News announced today that conductor Steuart Bedford has died at the age of 81.

Those outside of classical music won’t necessarily recognise the name. Those without a connection to East Suffolk may not recognise it either. But for those whom Aldeburgh holds a special place in their hearts because of the music, the composer who put the town on the map and the various musicians who gravitated to the place and were inspired by it, Steuart Bedford is synonymous with the place like Oliver Knussen, Peter Pears and Benjamin Britten himself.

My memory of Bedford is vague. I remember him being a presence in the narrow corridors of the Festival Office on Aldeburgh High Street – part pseudo-administrator, part-celebrity – striding into General Manager’s Sheila Colvin’s office with purpose and resolve.
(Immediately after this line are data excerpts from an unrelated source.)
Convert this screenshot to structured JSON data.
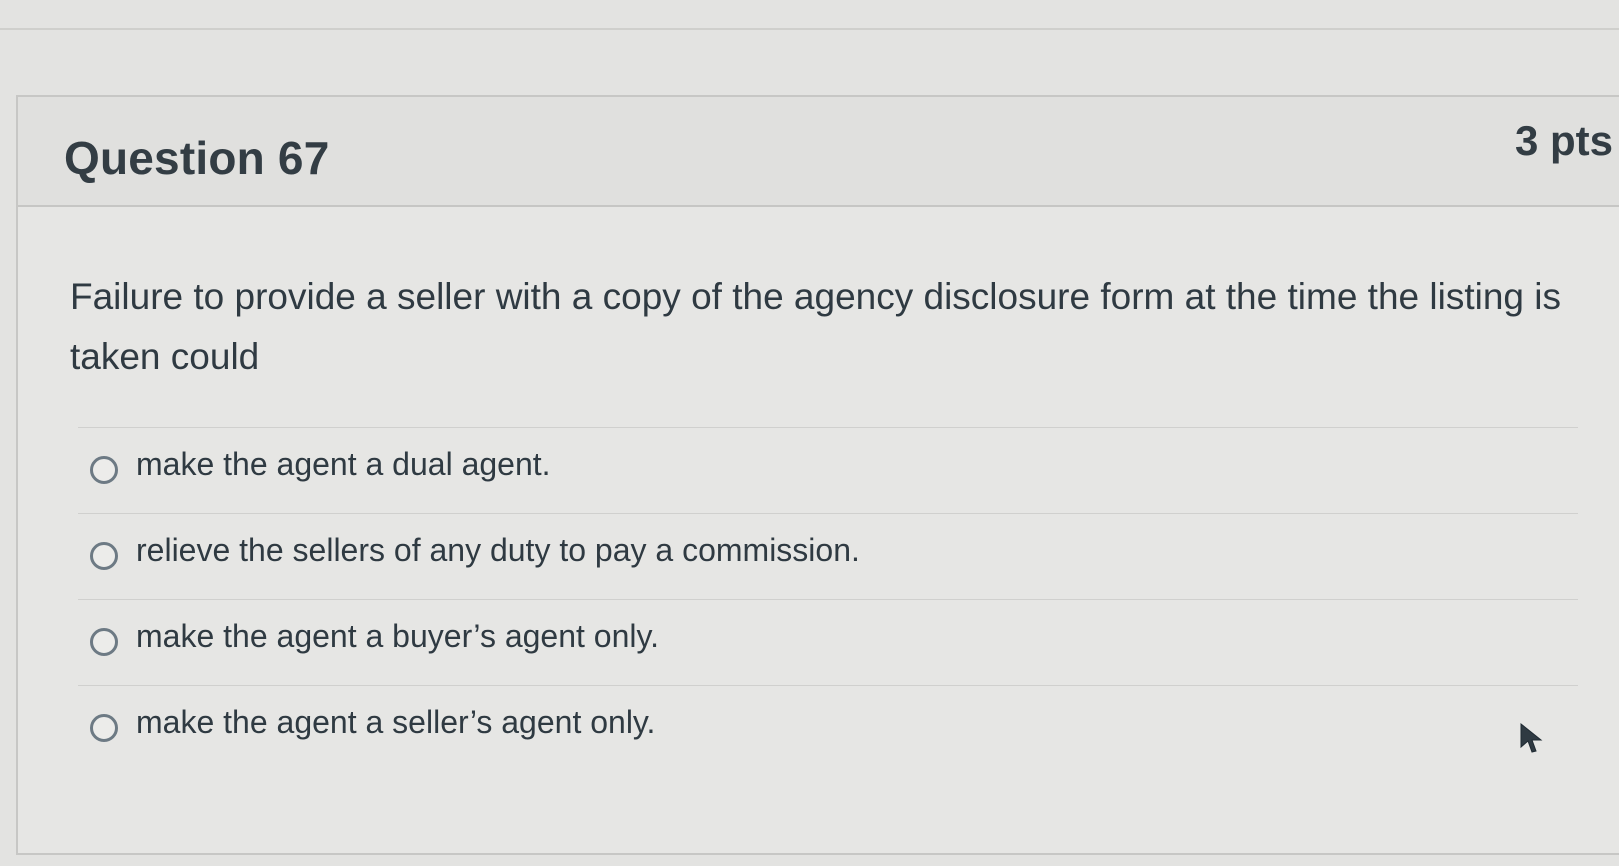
{
  "question": {
    "title": "Question 67",
    "points": "3 pts",
    "text": "Failure to provide a seller with a copy of the agency disclosure form at the time the listing is taken could",
    "answers": [
      {
        "label": "make the agent a dual agent.",
        "selected": false
      },
      {
        "label": "relieve the sellers of any duty to pay a commission.",
        "selected": false
      },
      {
        "label": "make the agent a buyer’s agent only.",
        "selected": false
      },
      {
        "label": "make the agent a seller’s agent only.",
        "selected": false
      }
    ]
  },
  "icons": {
    "radio": "radio-button-empty",
    "cursor": "mouse-pointer-arrow"
  }
}
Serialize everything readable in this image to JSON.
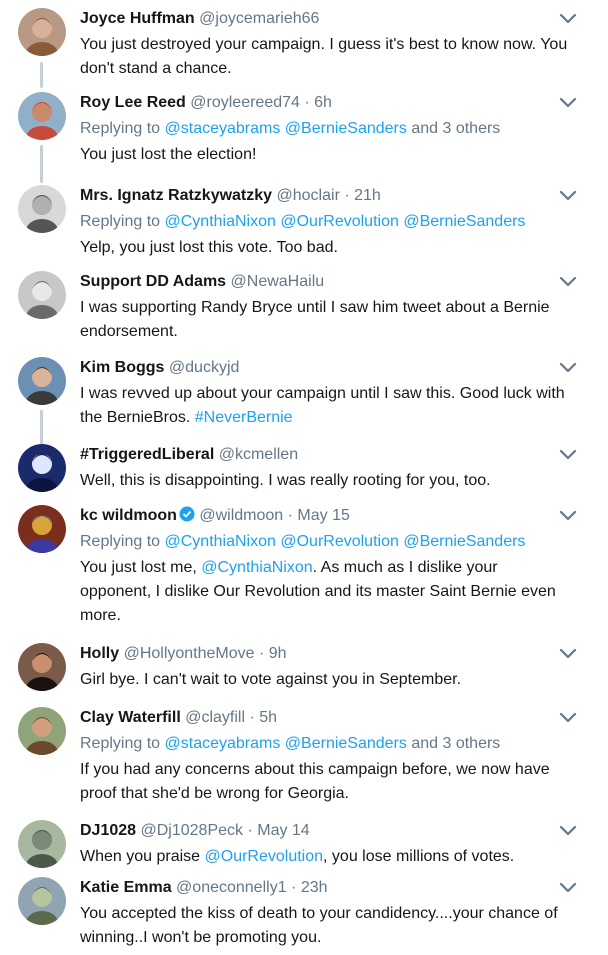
{
  "tweets": [
    {
      "name": "Joyce Huffman",
      "handle": "@joycemarieh66",
      "time": "",
      "replying": null,
      "text": [
        {
          "t": "You just destroyed your campaign. I guess it's best to know now. You don't stand a chance."
        }
      ]
    },
    {
      "name": "Roy Lee Reed",
      "handle": "@royleereed74",
      "time": " · 6h",
      "replying": {
        "prefix": "Replying to ",
        "mentions": [
          "@staceyabrams",
          "@BernieSanders"
        ],
        "suffix": " and 3 others"
      },
      "text": [
        {
          "t": "You just lost the election!"
        }
      ]
    },
    {
      "name": "Mrs. Ignatz Ratzkywatzky",
      "handle": "@hoclair",
      "time": " · 21h",
      "replying": {
        "prefix": "Replying to ",
        "mentions": [
          "@CynthiaNixon",
          "@OurRevolution",
          "@BernieSanders"
        ],
        "suffix": ""
      },
      "text": [
        {
          "t": "Yelp, you just lost this vote. Too bad."
        }
      ]
    },
    {
      "name": "Support DD Adams",
      "handle": "@NewaHailu",
      "time": "",
      "replying": null,
      "text": [
        {
          "t": "I was supporting Randy Bryce until I saw him tweet about a Bernie endorsement."
        }
      ]
    },
    {
      "name": "Kim Boggs",
      "handle": "@duckyjd",
      "time": "",
      "replying": null,
      "text": [
        {
          "t": "I was revved up about your campaign until I saw this.  Good luck with the BernieBros. "
        },
        {
          "t": "#NeverBernie",
          "link": true
        }
      ]
    },
    {
      "name": "#TriggeredLiberal",
      "handle": "@kcmellen",
      "time": "",
      "replying": null,
      "text": [
        {
          "t": "Well, this is disappointing. I was really rooting for you, too."
        }
      ]
    },
    {
      "name": "kc wildmoon",
      "handle": "@wildmoon",
      "time": " · May 15",
      "verified": true,
      "replying": {
        "prefix": "Replying to ",
        "mentions": [
          "@CynthiaNixon",
          "@OurRevolution",
          "@BernieSanders"
        ],
        "suffix": ""
      },
      "text": [
        {
          "t": "You just lost me, "
        },
        {
          "t": "@CynthiaNixon",
          "link": true
        },
        {
          "t": ". As much as I dislike your opponent, I dislike Our Revolution and its master Saint Bernie even more."
        }
      ]
    },
    {
      "name": "Holly",
      "handle": "@HollyontheMove",
      "time": " · 9h",
      "replying": null,
      "text": [
        {
          "t": "Girl bye. I can't wait to vote against you in September."
        }
      ]
    },
    {
      "name": "Clay Waterfill",
      "handle": "@clayfill",
      "time": " · 5h",
      "replying": {
        "prefix": "Replying to ",
        "mentions": [
          "@staceyabrams",
          "@BernieSanders"
        ],
        "suffix": " and 3 others"
      },
      "text": [
        {
          "t": "If you had any concerns about this campaign before, we now have proof that she'd be wrong for Georgia."
        }
      ]
    },
    {
      "name": "DJ1028",
      "handle": "@Dj1028Peck",
      "time": " · May 14",
      "replying": null,
      "text": [
        {
          "t": "When you praise "
        },
        {
          "t": "@OurRevolution",
          "link": true
        },
        {
          "t": ", you lose millions of votes."
        }
      ]
    },
    {
      "name": "Katie Emma",
      "handle": "@oneconnelly1",
      "time": " · 23h",
      "replying": null,
      "text": [
        {
          "t": "You accepted the kiss of death to your candidency....your chance of winning..I won't be promoting you."
        }
      ]
    }
  ],
  "colors": {
    "link": "#1da1f2",
    "secondary": "#657786",
    "thread_line": "#c4cfd6"
  },
  "icons": {
    "menu": "chevron-down-icon",
    "verified": "verified-badge-icon"
  }
}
Personally, I can’t quite remember for sure which productions he conducted I worked on with Britten-Pears. I’m fairly confident that my connection with him was when I worked on the Britten-Pears School’s production of Albert Herring in Aldeburgh’s Jubilee Hall back in 1997 as orchestral manager and production runner.

I remember feeling awkward in Bedford’s company. Bedford was affable and accommodating. Very matter of fact. But as a relatively young arts professional, I often felt like his knowledge, experience and his position in Britten history gave him an otherworldly aura. Those of us not doing the singing or the playing felt distinctly lacking. His authority and eccentricity fed into an evocative sense of history that smelt of stripped pine and was underpinned by the sound of reed beds wafting in the wind. Even twenty years after Britten’s death Bedford’s presence in and around Snape Maltings seemed to make Britten a still tangible force in the locale. That created a sense of mystique in both him, Britten, and Aldeburgh.

One interaction particularly comes to mind during the production of Albert Herring.

In anticipation of transferring the small production from Snape’s rehearsal to Aldeburgh’s Jubilee Hall, an early recce revealed the need to expose the lesser-used orchestra pit built under the stage. This was a considerable undertaking in itself uncovering a much deeper pit (approximately 8 feet) than any of us had anticipated in the planning stage.

“Well that’s just ridiculous,” he cried out, standing in the bottom of the pit looking up, “I can’t even see the edge of the stage let alone anyone on it.”

I remember this seemingly innocuous retort as being a signal for even more incoming stress necessary in order to bring the production to life. Looking back, I think his eccentricities were more a manifestation of how at ease he was with himself, an expression of his quickness and focus. Why waste time talking around a subject when what’s necessary is getting straight to the point? A lesson for us all there.

Perhaps that unease was also down to the times we worked together. Now I come think more about it, I’m reminded of the first concert series we produced – a recording for Classic FM of an outdoor concert an Minster Court repeated the following day at the Chinese Embassy near Portland Place.

Both were strange concerts arranged by a development director who really should have known better, both events staged in demanding locations. The first outdoors where the wind blew strong and the sound didn’t carry, the second in a function room where the parquet flooring was so polished and the grand piano so lacking in usable brakes, that whenever the soloist played a fortissimo chord the instrument veered off in the direction of Bedford’s podium. Maybe what all of this is saying is more about me than it is about him.

When I returned to Aldeburgh for the epic ‘Grimes on the Beach’ which Bedford had conducted with the Britten-Pears Orchestra in Britten’s centenary year, it felt like returning home to see a familiar much-loved face. Bedford had by that time become so embedded in both the landscape and in my personal history as to make returning ‘home’ something akin to returning to a school for a trip down memory lane.